Am Trendbarometer auf der Homepage des Arbeitsmarktservices weisen derzeit viele Berufsgruppen in den blauen Bereich, also in den hoffnungslosen. Doch in einer Sparte sind die Aussichten auf Anstellung momentan bestens: „KinderbetreuerInnen“ werden dringend gesucht. Rund 3700 Stellen sind in diesem Berufsfeld sofort zu haben. Das Arbeitsmarktservice Wien bietet bereits Ausbildungskurse für pädagogisches Personal an – die Jobgarantie haben die Teilnehmer in der Tasche.

Einer der raren Erfolge der kurzen Ära Gusenbauer/Molterer war, jahrzehntelange Lippenbekenntnisse in die Tat umgesetzt zu haben. Seit 2008 werden Kindergärten und Horte ausgebaut – jetzt droht die Trendumkehr: Von Finanzstaatssekretär Reinhold Lopatka bis zu Landeshauptmann Franz Voves stellen Schwarz und Rot den Gratiskindergarten – knapp zwei Jahre nach dem Beschluss – wieder infrage.

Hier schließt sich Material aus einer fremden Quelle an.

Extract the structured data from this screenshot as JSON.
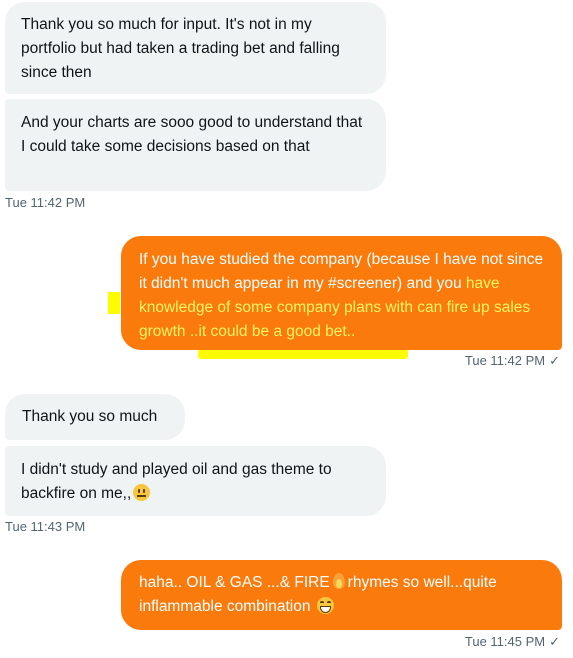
{
  "messages": [
    {
      "text": "Thank you so much for input. It's not in my portfolio but had taken a trading bet and falling since then"
    },
    {
      "text": "And your charts are sooo good to understand that I could take some decisions based on that"
    },
    {
      "timestamp": "Tue 11:42 PM"
    },
    {
      "text_plain": "If you have studied the company (because I have not since it didn't much appear in my #screener) and you ",
      "text_highlight": "have knowledge of some company plans with can fire up sales growth ..it could be a good bet..",
      "timestamp": "Tue 11:42 PM"
    },
    {
      "text": "Thank you so much"
    },
    {
      "text": "I didn't study and played oil and gas theme to backfire on me,,",
      "emoji": "neutral-face-icon"
    },
    {
      "timestamp": "Tue 11:43 PM"
    },
    {
      "text_before": "haha.. OIL & GAS ...& FIRE",
      "emoji_mid": "fire-icon",
      "text_after": "rhymes so well...quite inflammable combination",
      "emoji_end": "grinning-face-icon",
      "timestamp": "Tue 11:45 PM"
    }
  ],
  "read_mark": "✓",
  "colors": {
    "incoming_bg": "#eff3f4",
    "outgoing_bg": "#fb7a0c",
    "highlight_text": "#fff566",
    "marker": "#fffc00",
    "timestamp": "#536471"
  }
}
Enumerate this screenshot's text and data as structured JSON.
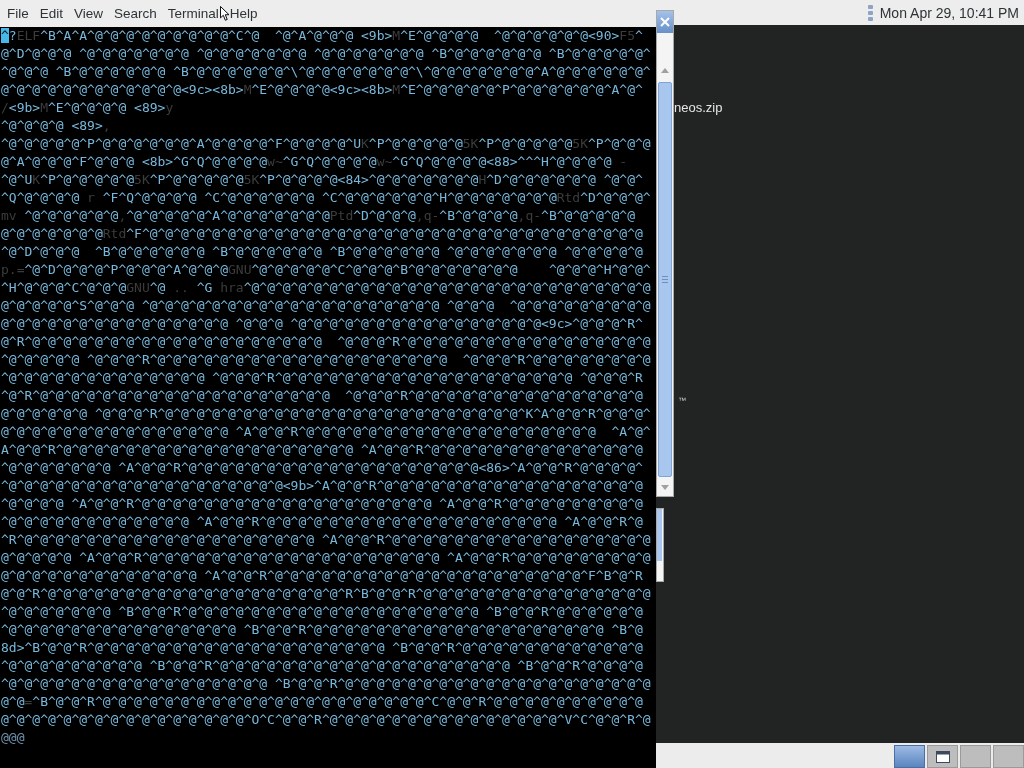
{
  "terminal": {
    "menu": [
      "File",
      "Edit",
      "View",
      "Search",
      "Terminal",
      "Help"
    ],
    "lines": [
      [
        {
          "kind": "cursor",
          "text": "^"
        },
        {
          "kind": "escape",
          "text": "?"
        },
        {
          "kind": "dim",
          "text": "ELF"
        },
        {
          "kind": "escape",
          "text": "^B^A^A^@^@^@^@^@^@^@^@^@^C^@  ^@^A^@^@^@ <9b>"
        },
        {
          "kind": "dim",
          "text": "M"
        },
        {
          "kind": "escape",
          "text": "^E^@^@^@^@  ^@^@^@^@^@^@<90>"
        },
        {
          "kind": "dim",
          "text": "F5"
        },
        {
          "kind": "escape",
          "text": "^"
        }
      ],
      [
        {
          "kind": "escape",
          "text": "@^D^@^@^@ ^@^@^@^@^@^@^@ ^@^@^@^@^@^@^@ ^@^@^@^@^@^@^@ ^B^@^@^@^@^@^@ ^B^@^@^@^@^@^"
        }
      ],
      [
        {
          "kind": "escape",
          "text": "^@^@^@ ^B^@^@^@^@^@^@ ^B^@^@^@^@^@^@^\\^@^@^@^@^@^@^@^\\^@^@^@^@^@^@^@^A^@^@^@^@^@^@^"
        }
      ],
      [
        {
          "kind": "escape",
          "text": "@^@^@^@^@^@^@^@^@^@^@^@<9c><8b>"
        },
        {
          "kind": "dim",
          "text": "M"
        },
        {
          "kind": "escape",
          "text": "^E^@^@^@^@<9c><8b>"
        },
        {
          "kind": "dim",
          "text": "M"
        },
        {
          "kind": "escape",
          "text": "^E^@^@^@^@^@^P^@^@^@^@^@^@^A^@^"
        }
      ],
      [
        {
          "kind": "dim",
          "text": "/"
        },
        {
          "kind": "escape",
          "text": "<9b>"
        },
        {
          "kind": "dim",
          "text": "M"
        },
        {
          "kind": "escape",
          "text": "^E^@^@^@^@ <89>"
        },
        {
          "kind": "dim",
          "text": "y"
        }
      ],
      [
        {
          "kind": "escape",
          "text": "^@^@^@^@ <89>"
        },
        {
          "kind": "dim",
          "text": ","
        }
      ],
      [
        {
          "kind": "escape",
          "text": "^@^@^@^@^@^P^@^@^@^@^@^@^A^@^@^@^@^F^@^@^@^@^U"
        },
        {
          "kind": "dim",
          "text": "K"
        },
        {
          "kind": "escape",
          "text": "^P^@^@^@^@^@"
        },
        {
          "kind": "dim",
          "text": "5K"
        },
        {
          "kind": "escape",
          "text": "^P^@^@^@^@^@"
        },
        {
          "kind": "dim",
          "text": "5K"
        },
        {
          "kind": "escape",
          "text": "^P^@^@^@"
        }
      ],
      [
        {
          "kind": "escape",
          "text": "@^A^@^@^@^F^@^@^@ <8b>^G^Q^@^@^@^@"
        },
        {
          "kind": "dim",
          "text": "w~"
        },
        {
          "kind": "escape",
          "text": "^G^Q^@^@^@^@"
        },
        {
          "kind": "dim",
          "text": "w~"
        },
        {
          "kind": "escape",
          "text": "^G^Q^@^@^@^@<88>^^^H^@^@^@^@"
        },
        {
          "kind": "dim",
          "text": " -"
        }
      ],
      [
        {
          "kind": "escape",
          "text": "^@^U"
        },
        {
          "kind": "dim",
          "text": "K"
        },
        {
          "kind": "escape",
          "text": "^P^@^@^@^@^@"
        },
        {
          "kind": "dim",
          "text": "5K"
        },
        {
          "kind": "escape",
          "text": "^P^@^@^@^@^@"
        },
        {
          "kind": "dim",
          "text": "5K"
        },
        {
          "kind": "escape",
          "text": "^P^@^@^@^@<84>^@^@^@^@^@^@^@"
        },
        {
          "kind": "dim",
          "text": "H"
        },
        {
          "kind": "escape",
          "text": "^D^@^@^@^@^@^@ ^@^@^"
        }
      ],
      [
        {
          "kind": "escape",
          "text": "^Q^@^@^@^@"
        },
        {
          "kind": "dim",
          "text": " r "
        },
        {
          "kind": "escape",
          "text": "^F^Q^@^@^@^@ ^C^@^@^@^@^@^@ ^C^@^@^@^@^@^@^H^@^@^@^@^@^@^@"
        },
        {
          "kind": "dim",
          "text": "Rtd"
        },
        {
          "kind": "escape",
          "text": "^D^@^@^@^"
        }
      ],
      [
        {
          "kind": "dim",
          "text": "mv "
        },
        {
          "kind": "escape",
          "text": "^@^@^@^@^@^@"
        },
        {
          "kind": "dim",
          "text": ","
        },
        {
          "kind": "escape",
          "text": "^@^@^@^@^@^A^@^@^@^@^@^@^@"
        },
        {
          "kind": "dim",
          "text": "Ptd"
        },
        {
          "kind": "escape",
          "text": "^D^@^@^@"
        },
        {
          "kind": "dim",
          "text": ",q-"
        },
        {
          "kind": "escape",
          "text": "^B^@^@^@^@"
        },
        {
          "kind": "dim",
          "text": ",q-"
        },
        {
          "kind": "escape",
          "text": "^B^@^@^@^@^@"
        }
      ],
      [
        {
          "kind": "escape",
          "text": "@^@^@^@^@^@^@"
        },
        {
          "kind": "dim",
          "text": "Rtd"
        },
        {
          "kind": "escape",
          "text": "^F^@^@^@^@^@^@^@^@^@^@^@^@^@^@^@^@^@^@^@^@^@^@^@^@^@^@^@^@^@^@^@^@"
        }
      ],
      [
        {
          "kind": "escape",
          "text": "^@^D^@^@^@  ^B^@^@^@^@^@^@ ^B^@^@^@^@^@^@ ^B^@^@^@^@^@^@ ^@^@^@^@^@^@^@ ^@^@^@^@^@"
        }
      ],
      [
        {
          "kind": "dim",
          "text": "p.="
        },
        {
          "kind": "escape",
          "text": "^@^D^@^@^@^P^@^@^@^A^@^@^@"
        },
        {
          "kind": "dim",
          "text": "GNU"
        },
        {
          "kind": "escape",
          "text": "^@^@^@^@^@^C^@^@^@^B^@^@^@^@^@^@^@    ^@^@^@^H^@^@^"
        }
      ],
      [
        {
          "kind": "escape",
          "text": "^H^@^@^@^C^@^@^@"
        },
        {
          "kind": "dim",
          "text": "GNU"
        },
        {
          "kind": "escape",
          "text": "^@"
        },
        {
          "kind": "dim",
          "text": " .. "
        },
        {
          "kind": "escape",
          "text": "^G"
        },
        {
          "kind": "dim",
          "text": " hra"
        },
        {
          "kind": "escape",
          "text": "^@^@^@^@^@^@^@^@^@^@^@^@^@^@^@^@^@^@^@^@^@^@^@^@^@^@"
        }
      ],
      [
        {
          "kind": "escape",
          "text": "@^@^@^@^@^S^@^@^@ ^@^@^@^@^@^@^@^@^@^@^@^@^@^@^@^@^@^@^@ ^@^@^@  ^@^@^@^@^@^@^@^@^@"
        }
      ],
      [
        {
          "kind": "escape",
          "text": "@^@^@^@^@^@^@^@^@^@^@^@^@^@^@ ^@^@^@ ^@^@^@^@^@^@^@^@^@^@^@^@^@^@^@^@<9c>^@^@^@^R^"
        }
      ],
      [
        {
          "kind": "escape",
          "text": "@^R^@^@^@^@^@^@^@^@^@^@^@^@^@^@^@^@^@^@^@  ^@^@^@^R^@^@^@^@^@^@^@^@^@^@^@^@^@^@^@^@"
        }
      ],
      [
        {
          "kind": "escape",
          "text": "^@^@^@^@^@ ^@^@^@^R^@^@^@^@^@^@^@^@^@^@^@^@^@^@^@^@^@^@^@  ^@^@^@^R^@^@^@^@^@^@^@^@"
        }
      ],
      [
        {
          "kind": "escape",
          "text": "^@^@^@^@^@^@^@^@^@^@^@^@^@ ^@^@^@^R^@^@^@^@^@^@^@^@^@^@^@^@^@^@^@^@^@^@^@ ^@^@^@^R"
        }
      ],
      [
        {
          "kind": "escape",
          "text": "^@^R^@^@^@^@^@^@^@^@^@^@^@^@^@^@^@^@^@^@^@  ^@^@^@^R^@^@^@^@^@^@^@^@^@^@^@^@^@^@^@"
        }
      ],
      [
        {
          "kind": "escape",
          "text": "@^@^@^@^@^@ ^@^@^@^R^@^@^@^@^@^@^@^@^@^@^@^@^@^@^@^@^@^@^@^@^@^@^@^K^A^@^@^R^@^@^@^"
        }
      ],
      [
        {
          "kind": "escape",
          "text": "@^@^@^@^@^@^@^@^@^@^@^@^@^@^@ ^A^@^@^R^@^@^@^@^@^@^@^@^@^@^@^@^@^@^@^@^@^@^@  ^A^@^"
        }
      ],
      [
        {
          "kind": "escape",
          "text": "A^@^@^R^@^@^@^@^@^@^@^@^@^@^@^@^@^@^@^@^@^@^@ ^A^@^@^R^@^@^@^@^@^@^@^@^@^@^@^@^@^@"
        }
      ],
      [
        {
          "kind": "escape",
          "text": "^@^@^@^@^@^@^@ ^A^@^@^R^@^@^@^@^@^@^@^@^@^@^@^@^@^@^@^@^@^@^@<86>^A^@^@^R^@^@^@^@^"
        }
      ],
      [
        {
          "kind": "escape",
          "text": "^@^@^@^@^@^@^@^@^@^@^@^@^@^@^@^@^@^@<9b>^A^@^@^R^@^@^@^@^@^@^@^@^@^@^@^@^@^@^@^@^@"
        }
      ],
      [
        {
          "kind": "escape",
          "text": "^@^@^@^@ ^A^@^@^R^@^@^@^@^@^@^@^@^@^@^@^@^@^@^@^@^@^@^@ ^A^@^@^R^@^@^@^@^@^@^@^@^@"
        }
      ],
      [
        {
          "kind": "escape",
          "text": "^@^@^@^@^@^@^@^@^@^@^@^@ ^A^@^@^R^@^@^@^@^@^@^@^@^@^@^@^@^@^@^@^@^@^@^@ ^A^@^@^R^@"
        }
      ],
      [
        {
          "kind": "escape",
          "text": "^R^@^@^@^@^@^@^@^@^@^@^@^@^@^@^@^@^@^@^@ ^A^@^@^R^@^@^@^@^@^@^@^@^@^@^@^@^@^@^@^@^@"
        }
      ],
      [
        {
          "kind": "escape",
          "text": "@^@^@^@^@ ^A^@^@^R^@^@^@^@^@^@^@^@^@^@^@^@^@^@^@^@^@^@^@ ^A^@^@^R^@^@^@^@^@^@^@^@^@"
        }
      ],
      [
        {
          "kind": "escape",
          "text": "@^@^@^@^@^@^@^@^@^@^@^@^@ ^A^@^@^R^@^@^@^@^@^@^@^@^@^@^@^@^@^@^@^@^@^@^@^@^F^B^@^R"
        }
      ],
      [
        {
          "kind": "escape",
          "text": "@^@^R^@^@^@^@^@^@^@^@^@^@^@^@^@^@^@^@^@^@^@^R^B^@^@^R^@^@^@^@^@^@^@^@^@^@^@^@^@^@^@"
        }
      ],
      [
        {
          "kind": "escape",
          "text": "^@^@^@^@^@^@^@ ^B^@^@^R^@^@^@^@^@^@^@^@^@^@^@^@^@^@^@^@^@^@^@ ^B^@^@^R^@^@^@^@^@^@"
        }
      ],
      [
        {
          "kind": "escape",
          "text": "^@^@^@^@^@^@^@^@^@^@^@^@^@^@^@ ^B^@^@^R^@^@^@^@^@^@^@^@^@^@^@^@^@^@^@^@^@^@^@ ^B^@"
        }
      ],
      [
        {
          "kind": "escape",
          "text": "8d>^B^@^@^R^@^@^@^@^@^@^@^@^@^@^@^@^@^@^@^@^@^@^@ ^B^@^@^R^@^@^@^@^@^@^@^@^@^@^@^@"
        }
      ],
      [
        {
          "kind": "escape",
          "text": "^@^@^@^@^@^@^@^@^@ ^B^@^@^R^@^@^@^@^@^@^@^@^@^@^@^@^@^@^@^@^@^@^@ ^B^@^@^R^@^@^@^@"
        }
      ],
      [
        {
          "kind": "escape",
          "text": "^@^@^@^@^@^@^@^@^@^@^@^@^@^@^@^@^@ ^B^@^@^R^@^@^@^@^@^@^@^@^@^@^@^@^@^@^@^@^@^@^@^@"
        }
      ],
      [
        {
          "kind": "escape",
          "text": "@^@"
        },
        {
          "kind": "dim",
          "text": "="
        },
        {
          "kind": "escape",
          "text": "^B^@^@^R^@^@^@^@^@^@^@^@^@^@^@^@^@^@^@^@^@^@^@^@^@^C^@^@^R^@^@^@^@^@^@^@^@^@^@"
        }
      ],
      [
        {
          "kind": "escape",
          "text": "@^@^@^@^@^@^@^@^@^@^@^@^@^@^@^@^O^C^@^@^R^@^@^@^@^@^@^@^@^@^@^@^@^@^@^@^V^C^@^@^R^@"
        }
      ],
      [
        {
          "kind": "filler",
          "text": "@@@"
        }
      ]
    ]
  },
  "top_panel": {
    "clock": "Mon Apr 29, 10:41 PM"
  },
  "desktop": {
    "icon_labels": [
      "neos.zip",
      "™"
    ]
  },
  "taskbar": {
    "buttons": [
      {
        "kind": "plain",
        "selected": true
      },
      {
        "kind": "window",
        "selected": false
      },
      {
        "kind": "plain",
        "selected": false
      },
      {
        "kind": "plain",
        "selected": false
      }
    ]
  }
}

Unbestritten ist dabei, dass die bisherige Familienpolitik in Österreich teuer, aber ineffizient war. Knapp acht Milliarden Euro fließen jährlich direkt an die Familien, das sind zehn Prozent aller Sozialausgaben oder drei Prozent der jährlichen Wirtschaftsleistung Österreichs. Doch die erhofften Ziele der Familienförderung werden deutlich verfehlt. „Trotz der hohen Ausgaben konnte weder das Ziel der Stabilität der Fertilität noch Gleichstellung erreicht werden“, kritisiert das Wirtschaftsforschungsinstitut in seiner jüngsten Studie. Anders gesagt: Die Geburtenraten sinken, und ein Kind ist nach wie vor das größte Hindernis am Arbeitsmarkt.

Ineffizienter kann man Geld nicht ausgeben.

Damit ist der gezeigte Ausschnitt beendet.